Daarom is de institutionele benadering minder geschikt voor de raming
van de totale productiewaarde van een bepaalde activiteit. Dit geldt
vooral als deze activiteit vaak als nevenactiviteit wordt uitgeoefend
door producenten in andere bedrijfstakken. Een functionele benadering
biedt dan voordelen.
In de Nationale en Regionale rekeningen is echter in overeenstemming met
de internationale richtlijnen gekozen voor een institutionele
benadering. Ook dient er gekozen te worden of een activiteit al dan niet
tot de productie gerekend wordt. Dit geldt bijvoorbeeld voor doe-het-
zelf activiteiten en onbetaald huishoudelijk werk. Er is in
overeenstemming met de internationale richtlijnen gekozen om deze
activiteiten niet tot de productie te rekenen, daar er geen feitelijke
marktwaarden tot stand komen. Het opnemen van dergelijke activiteiten in
de productie zou leiden tot grote wijzigingen in het regionaal en
nationaal product. Daardoor zou de bruikbaarheid als indicator voor de
beoordeling van de ontwikkeling van de markteconomie sterk beperkt
worden. De diversiteit van de gebruiksmogelijkheden maakt dat de
gemaakte keuzes niet voor elke aanwending optimaal uitvallen.
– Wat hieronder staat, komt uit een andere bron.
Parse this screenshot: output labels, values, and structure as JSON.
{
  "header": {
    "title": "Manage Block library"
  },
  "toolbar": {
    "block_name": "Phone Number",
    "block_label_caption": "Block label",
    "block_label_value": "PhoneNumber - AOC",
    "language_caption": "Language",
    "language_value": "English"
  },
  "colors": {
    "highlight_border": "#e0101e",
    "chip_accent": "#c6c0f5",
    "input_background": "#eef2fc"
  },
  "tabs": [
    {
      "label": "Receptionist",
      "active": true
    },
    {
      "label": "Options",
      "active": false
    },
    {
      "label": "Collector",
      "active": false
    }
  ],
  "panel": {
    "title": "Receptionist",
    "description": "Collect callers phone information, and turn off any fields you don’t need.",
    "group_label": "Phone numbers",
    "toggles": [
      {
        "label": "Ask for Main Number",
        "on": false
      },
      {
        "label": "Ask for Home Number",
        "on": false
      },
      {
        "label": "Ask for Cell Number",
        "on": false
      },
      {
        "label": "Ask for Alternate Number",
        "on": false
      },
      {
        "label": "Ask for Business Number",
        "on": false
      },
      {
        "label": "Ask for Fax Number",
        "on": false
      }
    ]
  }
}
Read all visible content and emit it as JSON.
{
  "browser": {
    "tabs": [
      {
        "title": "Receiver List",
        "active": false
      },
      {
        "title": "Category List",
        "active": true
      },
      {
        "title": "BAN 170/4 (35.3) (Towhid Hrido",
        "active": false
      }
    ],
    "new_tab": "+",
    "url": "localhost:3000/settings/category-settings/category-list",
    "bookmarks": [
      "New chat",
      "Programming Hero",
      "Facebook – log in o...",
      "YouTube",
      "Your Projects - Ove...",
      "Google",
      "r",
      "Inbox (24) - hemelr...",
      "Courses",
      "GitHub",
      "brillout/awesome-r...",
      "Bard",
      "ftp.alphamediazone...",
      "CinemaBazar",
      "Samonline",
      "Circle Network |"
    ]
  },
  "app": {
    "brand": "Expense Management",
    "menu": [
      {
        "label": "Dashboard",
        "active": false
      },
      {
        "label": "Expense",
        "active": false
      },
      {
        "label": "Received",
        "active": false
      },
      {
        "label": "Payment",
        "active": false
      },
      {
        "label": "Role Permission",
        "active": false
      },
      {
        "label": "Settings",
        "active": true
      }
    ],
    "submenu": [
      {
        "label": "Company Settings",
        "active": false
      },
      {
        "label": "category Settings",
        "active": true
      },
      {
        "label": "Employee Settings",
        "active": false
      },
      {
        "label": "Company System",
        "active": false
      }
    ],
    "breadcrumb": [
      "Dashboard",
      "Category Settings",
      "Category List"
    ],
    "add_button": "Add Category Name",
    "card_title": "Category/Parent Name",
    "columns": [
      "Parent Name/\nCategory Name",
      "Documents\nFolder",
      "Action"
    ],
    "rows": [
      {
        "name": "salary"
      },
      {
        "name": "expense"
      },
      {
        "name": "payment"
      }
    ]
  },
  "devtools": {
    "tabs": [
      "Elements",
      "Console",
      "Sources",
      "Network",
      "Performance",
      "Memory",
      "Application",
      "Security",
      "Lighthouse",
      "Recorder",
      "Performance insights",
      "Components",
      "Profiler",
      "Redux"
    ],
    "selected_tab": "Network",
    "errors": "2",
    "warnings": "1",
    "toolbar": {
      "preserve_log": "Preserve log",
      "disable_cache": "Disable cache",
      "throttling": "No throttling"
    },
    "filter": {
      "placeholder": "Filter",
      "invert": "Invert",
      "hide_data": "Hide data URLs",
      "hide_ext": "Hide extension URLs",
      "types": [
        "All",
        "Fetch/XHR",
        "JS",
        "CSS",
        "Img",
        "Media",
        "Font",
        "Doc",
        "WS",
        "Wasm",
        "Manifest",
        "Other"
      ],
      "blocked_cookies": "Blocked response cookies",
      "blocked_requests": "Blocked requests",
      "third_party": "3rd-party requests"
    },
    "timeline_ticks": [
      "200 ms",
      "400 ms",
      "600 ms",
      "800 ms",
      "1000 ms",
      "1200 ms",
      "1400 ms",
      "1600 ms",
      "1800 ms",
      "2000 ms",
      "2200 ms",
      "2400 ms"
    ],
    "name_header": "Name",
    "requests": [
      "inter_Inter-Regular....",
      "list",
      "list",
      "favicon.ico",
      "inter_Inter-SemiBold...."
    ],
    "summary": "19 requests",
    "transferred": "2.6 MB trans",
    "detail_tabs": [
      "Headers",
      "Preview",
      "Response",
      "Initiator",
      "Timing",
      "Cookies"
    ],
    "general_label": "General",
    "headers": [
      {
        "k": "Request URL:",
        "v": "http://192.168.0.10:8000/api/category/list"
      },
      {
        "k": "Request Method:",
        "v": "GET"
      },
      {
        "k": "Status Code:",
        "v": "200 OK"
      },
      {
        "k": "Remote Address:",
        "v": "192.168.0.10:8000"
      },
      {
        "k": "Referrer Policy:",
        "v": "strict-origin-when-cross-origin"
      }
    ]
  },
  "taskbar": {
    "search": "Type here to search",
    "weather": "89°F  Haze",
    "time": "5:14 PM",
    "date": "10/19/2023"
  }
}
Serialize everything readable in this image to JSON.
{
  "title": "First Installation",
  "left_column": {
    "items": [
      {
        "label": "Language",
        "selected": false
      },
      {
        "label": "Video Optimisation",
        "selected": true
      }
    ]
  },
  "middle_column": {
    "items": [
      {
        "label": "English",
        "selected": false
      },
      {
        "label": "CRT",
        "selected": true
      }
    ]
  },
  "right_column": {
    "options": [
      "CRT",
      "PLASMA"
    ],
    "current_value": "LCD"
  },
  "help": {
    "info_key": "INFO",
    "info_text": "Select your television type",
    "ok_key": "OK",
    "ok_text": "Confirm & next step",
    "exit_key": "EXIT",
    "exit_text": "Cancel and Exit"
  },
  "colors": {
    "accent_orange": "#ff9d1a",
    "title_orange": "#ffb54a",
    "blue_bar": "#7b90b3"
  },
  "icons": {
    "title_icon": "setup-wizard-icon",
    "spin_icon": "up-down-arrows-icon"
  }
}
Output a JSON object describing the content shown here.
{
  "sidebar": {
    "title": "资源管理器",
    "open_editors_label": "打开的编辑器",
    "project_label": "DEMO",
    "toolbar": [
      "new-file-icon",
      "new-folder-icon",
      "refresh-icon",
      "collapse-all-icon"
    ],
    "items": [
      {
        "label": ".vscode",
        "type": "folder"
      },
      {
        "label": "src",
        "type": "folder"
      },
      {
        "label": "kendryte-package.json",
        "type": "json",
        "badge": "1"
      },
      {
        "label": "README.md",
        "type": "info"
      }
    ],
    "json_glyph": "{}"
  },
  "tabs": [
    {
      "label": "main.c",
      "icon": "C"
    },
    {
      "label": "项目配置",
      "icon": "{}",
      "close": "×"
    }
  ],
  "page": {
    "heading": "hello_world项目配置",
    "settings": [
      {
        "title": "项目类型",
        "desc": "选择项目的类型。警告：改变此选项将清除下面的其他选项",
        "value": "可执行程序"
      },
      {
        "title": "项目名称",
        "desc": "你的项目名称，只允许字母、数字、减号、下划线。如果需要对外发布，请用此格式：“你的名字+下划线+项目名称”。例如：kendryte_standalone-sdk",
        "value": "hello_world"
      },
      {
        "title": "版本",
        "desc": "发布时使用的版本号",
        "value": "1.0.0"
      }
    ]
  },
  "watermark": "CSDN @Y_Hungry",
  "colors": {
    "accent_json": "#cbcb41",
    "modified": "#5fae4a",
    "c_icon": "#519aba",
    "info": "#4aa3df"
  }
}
Internationale en regionale vergelijkbaarheid
Doordat de Regionale economische jaarcijfers centraal bij het CBS worden
samengesteld zijn de resultaten voor de verschillende regio's in
Nederland goed vergelijkbaar. Naast regionale vergelijkbaarheid dienen
de data van de Regionale rekeningen eveneens internationaal
vergelijkbaar te zijn. Het statistisch bureau van de Europese
Gemeenschappen (Eurostat) heeft daarom, in overleg met de lidstaten,
richtlijnen opgesteld om tot een grotere vergelijkbaarheid van de
statistische gegevens van de verscheidene lidstaten te komen.

Welvaart
De in de Regionale rekeningen gepresenteerde cijfers vormen slechts één
indicator voor de welvaart. In het regionaal product wordt namelijk geen
(of onvoldoende) rekening gehouden met diverse zaken die eveneens voor
de welvaart van groot belang zijn. Hieronder vallen o.a. de saldi van de
primaire en secundaire inkomensstromen naar de regio's. Ook zaken als de
hoeveelheid vrije tijd, onbetaalde huishoudelijke arbeid,
arbeidssatisfactie en milieu-effecten als geluidsoverlast en vervuiling
van water en lucht kunnen hiertoe gerekend worden.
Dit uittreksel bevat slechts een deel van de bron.